Because red hair is less common in the United States, once his new yellow costume debuted, exposing his hair, a gas was devised to change his hair color to brown and presumably wear off or reverse itself when he took off his costume. Since this would have narrowed down his secret identity in his small town, it would have been smarter not to expose his hair. OTOH, showing brown hair probably made his secret identity safer.  

6. What change to Iron Man’s armour resulted from Tony Stark having to go into super-hero action while out on a date?

It was able to be folded and concealed in a briefcase. This would also account for his revolving door of girlfriends. He didn’t want them to be comfortable enough to ask why he was bringing a briefcase on a date.

7. Most people don’t even know it happened, but after Bizarro № 1 populated Htrae with other Bizarro-Supermen, what change was made to their costumes?

The S on their costumes changed to a mirror-image of the S. (You gave this away in the image you posted)

8.The Black Panther’s infamous face-exposing half-cowl was first seen in what issue of what comic title?

Avengers #51(APR68), in which he appears when nominated for membership by the departing Captain America. The following issue he becomes a member and is cover-featured with the half-mask. Immediately prior to this he was in Captain America #100, cover-featured with his full mask.

The practise of observing Federal holidays on Mondays, so everyone could have a long week-end, was instituted in 1971, as a result of the Uniform Monday Holiday Act of 1968. 

It may be Federal, but here in California when an unmoved holiday (for example Independence Day, Veterans Day, Christmas Day, New Year’s Day) falls on a Sunday, Monday is treated as a holiday. When it falls on a Saturday, Friday is treated as a holiday except for the Post Office and the Banks.
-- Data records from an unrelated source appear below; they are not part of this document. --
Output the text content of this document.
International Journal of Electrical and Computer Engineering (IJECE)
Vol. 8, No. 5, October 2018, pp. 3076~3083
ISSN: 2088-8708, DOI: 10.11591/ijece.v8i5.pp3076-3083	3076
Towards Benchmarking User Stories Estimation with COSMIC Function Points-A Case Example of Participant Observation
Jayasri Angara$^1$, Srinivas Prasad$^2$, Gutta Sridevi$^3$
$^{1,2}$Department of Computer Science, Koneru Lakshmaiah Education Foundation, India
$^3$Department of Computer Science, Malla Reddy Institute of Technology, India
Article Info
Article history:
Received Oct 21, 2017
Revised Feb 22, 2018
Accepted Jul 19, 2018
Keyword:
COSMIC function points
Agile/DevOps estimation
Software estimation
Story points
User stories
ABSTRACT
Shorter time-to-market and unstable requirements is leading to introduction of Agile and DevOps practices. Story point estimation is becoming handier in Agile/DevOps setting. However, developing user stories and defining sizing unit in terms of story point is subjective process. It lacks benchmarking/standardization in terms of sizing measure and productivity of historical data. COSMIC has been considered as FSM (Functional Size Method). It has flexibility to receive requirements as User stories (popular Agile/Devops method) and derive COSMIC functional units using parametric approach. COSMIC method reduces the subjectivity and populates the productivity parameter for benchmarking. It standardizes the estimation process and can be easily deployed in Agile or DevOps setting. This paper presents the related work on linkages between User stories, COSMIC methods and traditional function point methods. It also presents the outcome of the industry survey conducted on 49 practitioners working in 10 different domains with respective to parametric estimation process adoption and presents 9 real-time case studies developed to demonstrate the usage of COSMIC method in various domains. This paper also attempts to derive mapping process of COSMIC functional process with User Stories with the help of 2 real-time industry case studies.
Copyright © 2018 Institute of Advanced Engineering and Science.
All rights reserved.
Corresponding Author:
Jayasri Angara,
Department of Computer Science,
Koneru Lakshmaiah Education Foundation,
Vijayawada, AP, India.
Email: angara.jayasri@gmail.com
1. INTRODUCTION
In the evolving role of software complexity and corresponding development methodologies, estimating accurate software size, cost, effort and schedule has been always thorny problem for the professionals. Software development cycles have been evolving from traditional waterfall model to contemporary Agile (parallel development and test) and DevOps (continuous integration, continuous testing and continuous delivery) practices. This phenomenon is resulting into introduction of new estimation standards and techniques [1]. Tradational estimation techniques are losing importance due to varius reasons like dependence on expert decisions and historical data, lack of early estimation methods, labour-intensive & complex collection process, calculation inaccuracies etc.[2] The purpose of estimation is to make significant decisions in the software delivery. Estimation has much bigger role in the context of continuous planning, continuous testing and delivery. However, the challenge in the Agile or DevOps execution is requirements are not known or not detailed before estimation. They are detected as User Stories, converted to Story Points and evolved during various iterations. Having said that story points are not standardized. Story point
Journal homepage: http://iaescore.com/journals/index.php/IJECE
Since they are normally open on Saturdays, they close on Saturday.

1. Batman’s chest symbol includes the yellow ring around the bat. Batman #183 established the Earth-One Batman didn’t have the yellow ring at the start of his career.
2. I’m going with X-Men #39 even though that seems way too obvious.
3 When Wally brings his costume into or out of his ring, an invisible spray dyes his hair. Flash #138 “Mystery of the Matinee Idol.”
4. I thought this would be a cinch given the amount of Supergirl I have in reprint, but I got nothing.
5. Based on the one story I found where she’s at the beach, I don’t think she did anything special to keep her costume available.
6. Tony changed his armor from steel grey to the red and gold look after his date said a noble hero like Iron Man needed to look more like a knight in shining armor.
7. The Bizarro uniforms didn’t get the reverse S logo on the chest until Action #293, “The Good Deeds of Bizarro Luthor.”
8. It appears to be Avengers 52, though that also seems too obvious.
9. Hawkgirl’s earrings are a sign she’s married, equivalent to an Earth wedding ring.
10. The uniforms expand out of the hawk medallions at the center of his flying harness.
Thanks for taking the time Commander, I really enjoy these.


Having located my copy of Hawkman #5 (December 1964 - January 1965), and this panel from the story "Steal, Shadow - Steal", I can now upgrade the level of confidence in my answer to question 10 from "fairly confident" to "sure"!